Ne var ki, karar başlığında davalı olarak gösterilen ...’e karşı husumet yöneltilerek açılmış bir dava bulunmadığı, anılan mirasçının usulünce açtığı bir dava da olmadığı ve eldeki davanın aşamada miras payına hasredildiği gözetildiğinde dava dışı mirasçı konumunda olan ...’in veraset ilamının süresinde sunulmadığından bahisle davanın usulden reddine karar verilmesi doğru olmadığı gibi, yargılama aşamasında öldükleri anlaşılan davacılar ..., ... ve ...’in mirasçılarının tamamı davaya dahil edilmeden, bir başka ifade ile taraf teşkili sağlanmadan hüküm tesis edilmesi de doğru değildir.

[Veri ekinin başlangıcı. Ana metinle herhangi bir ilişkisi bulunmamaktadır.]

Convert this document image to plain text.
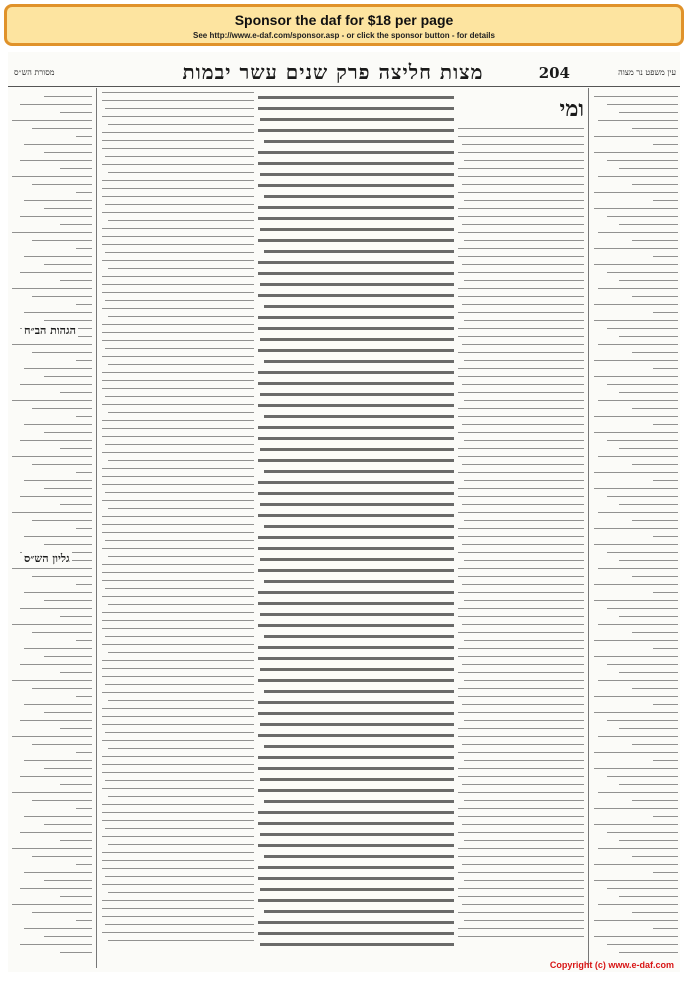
Sponsor the daf for $18 per page
See http://www.e-daf.com/sponsor.asp - or click the sponsor button - for details
מסורת הש״ס	מצות חליצה פרק שנים עשר יבמות	204	עין משפט נר מצוה
הגהות הב״ח
גליון הש״ס
ומי
Copyright (c) www.e-daf.com
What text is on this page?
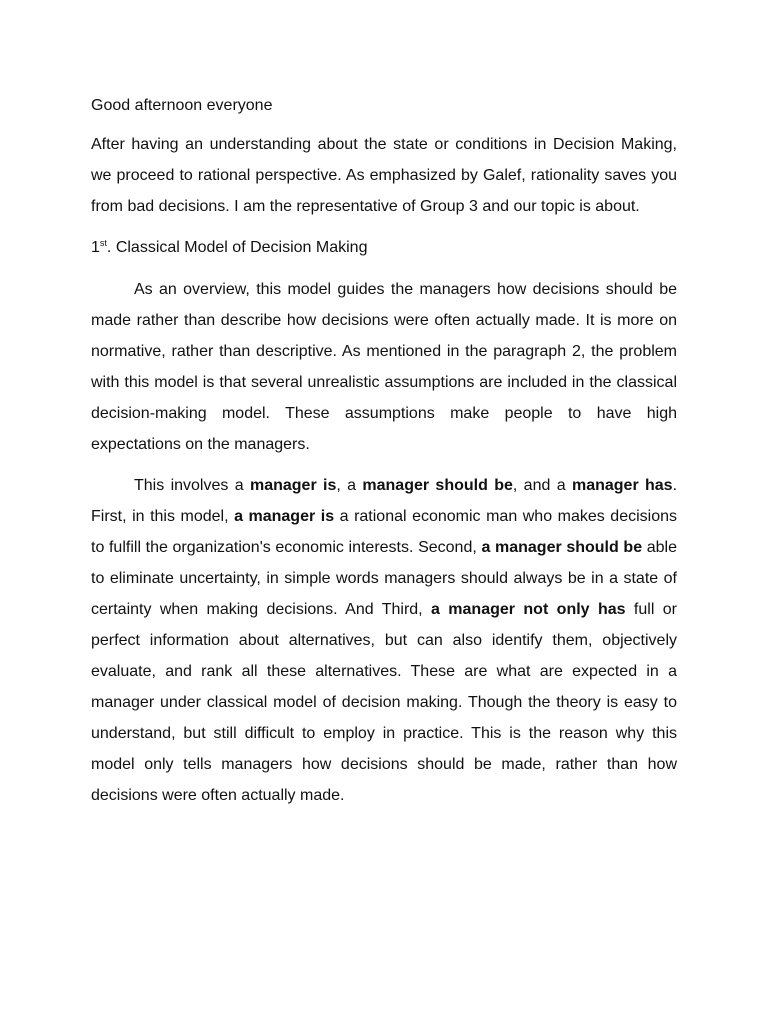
Good afternoon everyone

After having an understanding about the state or conditions in Decision Making, we proceed to rational perspective. As emphasized by Galef, rationality saves you from bad decisions. I am the representative of Group 3 and our topic is about.

1st. Classical Model of Decision Making

As an overview, this model guides the managers how decisions should be made rather than describe how decisions were often actually made. It is more on normative, rather than descriptive. As mentioned in the paragraph 2, the problem with this model is that several unrealistic assumptions are included in the classical decision-making model. These assumptions make people to have high expectations on the managers.

This involves a manager is, a manager should be, and a manager has. First, in this model, a manager is a rational economic man who makes decisions to fulfill the organization's economic interests. Second, a manager should be able to eliminate uncertainty, in simple words managers should always be in a state of certainty when making decisions. And Third, a manager not only has full or perfect information about alternatives, but can also identify them, objectively evaluate, and rank all these alternatives. These are what are expected in a manager under classical model of decision making. Though the theory is easy to understand, but still difficult to employ in practice. This is the reason why this model only tells managers how decisions should be made, rather than how decisions were often actually made.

Hâl böyle olunca; öncelikle davacılar ..., ... ve ...’in mirasçılarının davaya dahil edilmeleri, taraf teşkili sağlandıktan sonra 17.12.2018 tarihli bozma kararına uyulup uyulmayacağı takdir edilerek hasıl olacak sonuca göre bir karar verilmesi gerekirken yazılı şekilde karar verilmesi doğru değildir.

VI. KARAR

Açıklanan sebeplerle;

Davacılar, dahili davacılar ve bir kısım davacı mirasçılarının değinilen yönden yerinde görülen temyiz itirazlarının kabulü ile hükmün, 6100 sayılı Kanun'un geçici 3. maddesi yollaması ile 1086 sayılı HUMK'un 428. maddesi uyarınca BOZULMASINA,

Peşin alınan harcın istek halinde temyiz edenlere iadesine,

Dosyanın Ergani 1. Asliye Hukuk Mahkemesine gönderilmesine,

Kararın tebliğinden itibaren 15 gün içinde karar düzeltme yolu açık olmak üzere,

17.03.2025 tarihinde oy birliği ile karar verildi.